As part of my FORMAS project "NEEDS" (dnr 2020-00982) I trained an LSTM to predict extreme sea level using observational data around the wider North Sea + Baltic region. I now want to use it with climate model projections as input, but these need downscaling to an adequately high resolution first. More and more centres are using CNNs for this purpose, with the downside that one can only downscale one variable at a time. Luckily our work on the LSTM showed that of all the variables we could think of, only three were needed to re-create most of the signal (the 2-D fields of u- and v- components of the wind and sea level pressure). Time- and computing capacity-dependent, I would therefore either downscale more variables or re-train the network to work with these 3 only. Time will also determine how many climate change projections to consider.
For my other project, funded by Rymdstyrelsen (dnr 2022-00149), our objective is to detect specific patterns in the Arctic sea ice. My PhD student has detected them the traditional way in 40-years of daily data. A logical next step is to see how well supervised and unsupervised classification methods would perform on this dataset. I am planning of using a CNN there too, but depending on the performance, I may have to move to regional analyses with different methods in each region (e.g.

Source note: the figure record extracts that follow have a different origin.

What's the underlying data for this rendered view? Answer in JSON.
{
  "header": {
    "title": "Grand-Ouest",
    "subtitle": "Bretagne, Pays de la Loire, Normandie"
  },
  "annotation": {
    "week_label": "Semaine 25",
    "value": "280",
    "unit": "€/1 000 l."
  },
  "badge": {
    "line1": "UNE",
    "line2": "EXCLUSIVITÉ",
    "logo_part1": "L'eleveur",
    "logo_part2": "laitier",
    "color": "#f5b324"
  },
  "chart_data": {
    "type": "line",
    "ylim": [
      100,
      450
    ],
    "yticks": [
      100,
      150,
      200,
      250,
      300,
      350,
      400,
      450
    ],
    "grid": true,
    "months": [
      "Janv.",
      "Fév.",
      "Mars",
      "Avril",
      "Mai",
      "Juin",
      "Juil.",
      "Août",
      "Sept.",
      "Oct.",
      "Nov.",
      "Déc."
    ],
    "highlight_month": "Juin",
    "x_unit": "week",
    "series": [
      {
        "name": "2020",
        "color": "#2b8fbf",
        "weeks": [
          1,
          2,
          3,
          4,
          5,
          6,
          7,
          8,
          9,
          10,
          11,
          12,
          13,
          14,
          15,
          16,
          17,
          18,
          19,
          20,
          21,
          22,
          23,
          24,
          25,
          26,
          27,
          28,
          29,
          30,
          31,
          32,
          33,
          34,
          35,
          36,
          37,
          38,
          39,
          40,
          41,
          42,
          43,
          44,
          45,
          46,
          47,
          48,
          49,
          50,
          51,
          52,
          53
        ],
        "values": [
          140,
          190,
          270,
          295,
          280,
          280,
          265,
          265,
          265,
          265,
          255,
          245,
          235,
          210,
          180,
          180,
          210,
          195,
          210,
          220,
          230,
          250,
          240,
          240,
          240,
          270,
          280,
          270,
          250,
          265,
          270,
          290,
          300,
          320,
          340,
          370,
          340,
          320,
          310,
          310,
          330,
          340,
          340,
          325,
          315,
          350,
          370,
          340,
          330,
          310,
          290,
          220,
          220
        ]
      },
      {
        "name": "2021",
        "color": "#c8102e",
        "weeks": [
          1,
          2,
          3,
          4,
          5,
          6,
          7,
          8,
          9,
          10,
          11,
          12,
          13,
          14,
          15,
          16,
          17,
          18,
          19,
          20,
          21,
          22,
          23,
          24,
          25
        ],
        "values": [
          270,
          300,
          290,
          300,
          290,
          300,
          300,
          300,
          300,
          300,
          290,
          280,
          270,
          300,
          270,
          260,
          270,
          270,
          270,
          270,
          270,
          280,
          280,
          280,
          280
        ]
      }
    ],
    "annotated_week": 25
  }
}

Gaussian Mixture Models north of Svalbard, where the distinction between the pattern that we are looking for and the marginal ice zone is unclear). I have a similar dataset for the Antarctic sea ice from a past project, so if all goes well and fast, I would then try to apply the same networks to the Southern Ocean, and see what we can learn from where it works / fails.
The FORMAS project is the most time pressing, therefore the clearest here.